Ich glaubte es nicht. Ich konnte einfach nicht glauben, dass ich das erlebte.
Mein Freund Phil, derzeit im Undercovereinsatz wie ich, hatte mir gerade knallhart gesagt, was Sache war. Wir hier im Trauerzug würden gleich alle in die Luft fliegen.
Und ausgerechnet jetzt drehten zwei Cops durch, spielten sich angesichts der Mafiaparade auf und nutzten ihren Streifenwagen als Barriere.
Meine Nackenhaare sträubten sich, weil ich wusste, dass Phil keine Witze machte. Eine Bombenwarnung ohne Grund würde es von ihm nicht geben.
Damit nicht genug, durfte ich in die Neun-Millimeter-Mündung einer Glock 19 blicken. Es war die Standard-Dienstpistole des New York Police Department, aber kein Trost für mich. Denn als FBI-Kollege konnte ich mich auf keinen Fall zu erkennen geben.
Zum Glück hörte Phil alles mit.
»Bleib ganz ruhig«, sagte er mir ins Ohr. »Ich regele das.«
Ich antwortete nicht, weil niemand mitbekommen musste, was ich hier im Gangland trieb. Auch die beiden forschen Kollegen vom NYPD nicht. Und ruhig bleiben konnte ich nur mit Mühe.
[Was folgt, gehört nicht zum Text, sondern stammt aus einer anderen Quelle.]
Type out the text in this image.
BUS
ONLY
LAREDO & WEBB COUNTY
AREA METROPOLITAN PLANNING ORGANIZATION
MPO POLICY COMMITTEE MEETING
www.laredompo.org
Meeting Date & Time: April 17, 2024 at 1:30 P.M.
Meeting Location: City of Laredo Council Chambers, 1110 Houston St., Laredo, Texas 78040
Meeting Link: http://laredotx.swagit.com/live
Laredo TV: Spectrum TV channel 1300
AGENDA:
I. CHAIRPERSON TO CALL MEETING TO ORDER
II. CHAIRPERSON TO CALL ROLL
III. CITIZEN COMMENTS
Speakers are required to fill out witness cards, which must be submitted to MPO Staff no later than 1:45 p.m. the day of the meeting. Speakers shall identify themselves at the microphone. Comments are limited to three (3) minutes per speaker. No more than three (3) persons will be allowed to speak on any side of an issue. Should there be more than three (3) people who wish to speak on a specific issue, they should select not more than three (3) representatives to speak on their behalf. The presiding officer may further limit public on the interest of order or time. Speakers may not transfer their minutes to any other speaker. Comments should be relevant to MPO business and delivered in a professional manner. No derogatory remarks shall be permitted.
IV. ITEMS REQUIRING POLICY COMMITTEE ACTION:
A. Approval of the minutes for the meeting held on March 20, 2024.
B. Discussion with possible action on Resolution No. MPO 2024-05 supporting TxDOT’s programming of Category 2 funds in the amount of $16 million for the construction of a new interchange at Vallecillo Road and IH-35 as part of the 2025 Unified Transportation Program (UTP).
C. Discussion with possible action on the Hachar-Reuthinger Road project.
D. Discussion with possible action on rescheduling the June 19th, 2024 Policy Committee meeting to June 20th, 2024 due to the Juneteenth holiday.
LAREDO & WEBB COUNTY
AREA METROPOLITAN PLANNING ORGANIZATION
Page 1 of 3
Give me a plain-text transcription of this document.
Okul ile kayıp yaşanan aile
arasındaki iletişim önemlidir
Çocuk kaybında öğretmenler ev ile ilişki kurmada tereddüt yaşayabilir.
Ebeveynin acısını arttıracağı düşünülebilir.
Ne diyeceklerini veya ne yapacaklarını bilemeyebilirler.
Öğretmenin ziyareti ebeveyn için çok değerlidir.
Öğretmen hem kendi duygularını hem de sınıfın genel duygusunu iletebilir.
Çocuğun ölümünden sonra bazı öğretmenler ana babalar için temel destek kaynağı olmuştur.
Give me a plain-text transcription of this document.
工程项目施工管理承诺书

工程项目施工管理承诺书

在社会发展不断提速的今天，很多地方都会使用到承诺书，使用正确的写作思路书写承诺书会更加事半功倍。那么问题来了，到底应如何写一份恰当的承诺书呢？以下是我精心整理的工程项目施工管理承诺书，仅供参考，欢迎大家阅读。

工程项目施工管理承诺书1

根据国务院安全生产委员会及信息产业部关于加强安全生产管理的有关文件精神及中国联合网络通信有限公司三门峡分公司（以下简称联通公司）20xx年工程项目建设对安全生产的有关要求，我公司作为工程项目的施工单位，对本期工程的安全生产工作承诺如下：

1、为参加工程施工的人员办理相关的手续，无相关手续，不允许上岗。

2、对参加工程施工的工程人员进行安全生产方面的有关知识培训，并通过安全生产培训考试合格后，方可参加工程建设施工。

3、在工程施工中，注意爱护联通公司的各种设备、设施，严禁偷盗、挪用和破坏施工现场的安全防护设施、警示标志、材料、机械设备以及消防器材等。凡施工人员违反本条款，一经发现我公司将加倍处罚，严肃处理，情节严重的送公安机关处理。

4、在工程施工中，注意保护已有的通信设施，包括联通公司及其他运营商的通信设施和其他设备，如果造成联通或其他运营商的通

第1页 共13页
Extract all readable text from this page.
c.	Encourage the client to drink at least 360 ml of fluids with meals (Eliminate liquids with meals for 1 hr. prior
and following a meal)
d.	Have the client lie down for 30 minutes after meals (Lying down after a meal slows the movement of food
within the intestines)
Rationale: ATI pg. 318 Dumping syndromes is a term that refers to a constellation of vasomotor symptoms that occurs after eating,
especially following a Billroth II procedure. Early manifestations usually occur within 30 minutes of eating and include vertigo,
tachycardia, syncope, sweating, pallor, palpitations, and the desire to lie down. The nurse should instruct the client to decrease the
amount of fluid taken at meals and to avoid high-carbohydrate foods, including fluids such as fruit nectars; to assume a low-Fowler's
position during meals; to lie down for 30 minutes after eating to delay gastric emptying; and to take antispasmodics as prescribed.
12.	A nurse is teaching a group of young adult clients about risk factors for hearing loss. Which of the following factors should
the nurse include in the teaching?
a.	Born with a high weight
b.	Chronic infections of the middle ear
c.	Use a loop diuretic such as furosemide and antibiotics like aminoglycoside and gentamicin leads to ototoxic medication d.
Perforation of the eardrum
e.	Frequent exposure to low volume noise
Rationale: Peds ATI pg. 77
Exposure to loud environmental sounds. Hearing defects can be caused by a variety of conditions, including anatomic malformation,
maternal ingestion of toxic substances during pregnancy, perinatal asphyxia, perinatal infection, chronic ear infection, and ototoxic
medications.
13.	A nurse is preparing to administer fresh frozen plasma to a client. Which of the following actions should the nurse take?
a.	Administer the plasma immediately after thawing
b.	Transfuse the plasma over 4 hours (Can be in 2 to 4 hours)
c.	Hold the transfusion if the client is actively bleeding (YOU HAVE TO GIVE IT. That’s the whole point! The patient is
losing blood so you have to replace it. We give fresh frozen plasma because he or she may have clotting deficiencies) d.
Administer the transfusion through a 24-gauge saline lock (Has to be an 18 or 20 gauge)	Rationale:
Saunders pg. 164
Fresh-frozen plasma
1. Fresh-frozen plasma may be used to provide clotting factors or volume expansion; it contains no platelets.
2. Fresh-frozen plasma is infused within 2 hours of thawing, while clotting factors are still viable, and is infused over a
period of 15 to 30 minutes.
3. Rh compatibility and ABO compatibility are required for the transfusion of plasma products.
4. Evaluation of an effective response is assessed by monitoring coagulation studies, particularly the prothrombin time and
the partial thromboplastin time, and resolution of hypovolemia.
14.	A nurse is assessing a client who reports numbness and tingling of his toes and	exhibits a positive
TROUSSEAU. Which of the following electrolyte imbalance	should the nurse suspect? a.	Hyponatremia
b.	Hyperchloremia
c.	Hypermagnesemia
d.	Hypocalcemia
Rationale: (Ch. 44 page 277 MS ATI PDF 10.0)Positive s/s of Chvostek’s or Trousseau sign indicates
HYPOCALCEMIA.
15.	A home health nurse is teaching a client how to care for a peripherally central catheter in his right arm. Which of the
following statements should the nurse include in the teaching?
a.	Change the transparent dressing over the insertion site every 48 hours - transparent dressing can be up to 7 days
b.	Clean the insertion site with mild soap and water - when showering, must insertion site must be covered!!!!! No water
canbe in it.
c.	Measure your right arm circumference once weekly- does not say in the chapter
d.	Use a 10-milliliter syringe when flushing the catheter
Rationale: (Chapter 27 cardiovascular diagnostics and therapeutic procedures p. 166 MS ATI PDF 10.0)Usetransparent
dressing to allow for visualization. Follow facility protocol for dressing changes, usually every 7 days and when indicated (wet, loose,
Ich war Ross Oliver. Hätte der Sergeant meine Papiere zu sehen bekommen, hätte er darin den Geburtsnamen Calogero Olivieri gelesen. Bei Phil, der irgendwo in der Nähe in seinem Chrysler saß, war es ähnlich. Matteo Vincente, amerikanisiert zu Matt Vincent. Es verstand sich von selbst, dass wir beide nicht mehr im Entferntesten aussahen wie Jerry Cotton und Phil Decker.
Noch stand ich auf dem Bremspedal, die Automatik auf Vorwärtsfahrt, Kriechgang. Wegen des Schritttempos.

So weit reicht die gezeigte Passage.